Take action before a crisis occurs.
Planning and practice were themes we heard continually. One poll we were asked to take via our smartphones regarded if our company had a crisis plan and how often was it updated. While many did have a plan and updated it annually, there were participants who didn't have one—or, if they had created one, it was more than five years old.
Frances Townsend, a National Security Analyst for CBS News and former member of the Homeland Security Office, spoke about the 4R model. The steps are:
Reduce the opportunity for a crisis to occur by having safety plans in place. Does your attraction practice fire drills when visitors are on the premises? Make sure your operations team is working daily to keep your location safe and up to code. Do your employees know what to do in the case of a medical emergency? Make that training part of regular employee meetings.
Create a plan and practice scenarios. Have you had an active shooter drill at your business? When I first had to participate in one, I was reluctant and thought it a bit overdone. Now, I know how valuable it is to be aware of "Run, Hide, Fight" and where the closest exits are. This activity doesn't just serve you at work.
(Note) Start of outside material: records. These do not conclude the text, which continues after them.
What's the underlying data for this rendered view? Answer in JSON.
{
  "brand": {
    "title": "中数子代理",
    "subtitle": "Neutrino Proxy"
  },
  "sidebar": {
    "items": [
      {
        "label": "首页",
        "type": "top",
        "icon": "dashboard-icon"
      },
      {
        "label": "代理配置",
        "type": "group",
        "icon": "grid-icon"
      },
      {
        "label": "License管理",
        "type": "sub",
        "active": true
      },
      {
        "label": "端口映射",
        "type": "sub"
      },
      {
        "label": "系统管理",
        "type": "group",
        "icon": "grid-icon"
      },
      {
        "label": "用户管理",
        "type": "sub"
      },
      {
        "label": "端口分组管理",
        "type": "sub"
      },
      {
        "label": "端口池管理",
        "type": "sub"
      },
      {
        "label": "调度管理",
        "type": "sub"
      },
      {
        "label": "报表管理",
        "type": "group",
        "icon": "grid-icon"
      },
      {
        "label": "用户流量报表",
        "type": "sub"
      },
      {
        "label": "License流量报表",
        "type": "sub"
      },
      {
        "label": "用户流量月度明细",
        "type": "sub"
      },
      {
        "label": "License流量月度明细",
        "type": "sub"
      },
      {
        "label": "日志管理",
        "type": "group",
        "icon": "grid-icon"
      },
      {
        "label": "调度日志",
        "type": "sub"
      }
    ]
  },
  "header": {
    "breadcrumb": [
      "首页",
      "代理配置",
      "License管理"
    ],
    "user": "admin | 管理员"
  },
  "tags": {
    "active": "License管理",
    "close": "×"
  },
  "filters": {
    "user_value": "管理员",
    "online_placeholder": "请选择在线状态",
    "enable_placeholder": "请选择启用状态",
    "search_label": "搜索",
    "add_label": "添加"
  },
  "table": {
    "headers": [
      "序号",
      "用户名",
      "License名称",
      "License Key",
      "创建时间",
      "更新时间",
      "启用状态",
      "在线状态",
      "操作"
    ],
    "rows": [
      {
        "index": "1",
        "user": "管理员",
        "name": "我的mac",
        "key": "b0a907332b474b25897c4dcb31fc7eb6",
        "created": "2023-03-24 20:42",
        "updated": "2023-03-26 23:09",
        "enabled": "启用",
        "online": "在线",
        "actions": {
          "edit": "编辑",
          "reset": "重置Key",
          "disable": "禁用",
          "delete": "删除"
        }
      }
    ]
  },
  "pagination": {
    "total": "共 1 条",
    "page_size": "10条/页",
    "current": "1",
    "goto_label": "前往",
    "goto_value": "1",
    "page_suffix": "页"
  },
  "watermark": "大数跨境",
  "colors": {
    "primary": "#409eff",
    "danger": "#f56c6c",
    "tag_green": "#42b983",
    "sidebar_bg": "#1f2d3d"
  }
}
You should always know where your exits are wherever you go.
Creating a plan isn't a one-time meeting. It will be a process, and your leadership must be involved. Remind them that everyone will be looking to them if a crisis occurs, and the plan is the best way to make sure that happens. One of the important themes many speakers reiterated was Townsend's term of muscle memory. You must practice and be so aware of what actions to take in a crisis that you can do it without thinking—your mind knows the drill and reacts. It is key for us to remember that visitors will be looking to us in a crisis. If you are a DMO, they will want to know what they should do, whether they should try to go home, and who will give them information.
What actions do you take during a crisis? When the crisis is occurring is not a good time to decide who should be in charge and what outside agencies should be called. Many panelists spoke about having regular meetings with their local law enforcement. I didn't realize there were FBI field offices located throughout the country, but the agent who spoke made it clear that they welcome communication and are willing to help create plans alongside your police.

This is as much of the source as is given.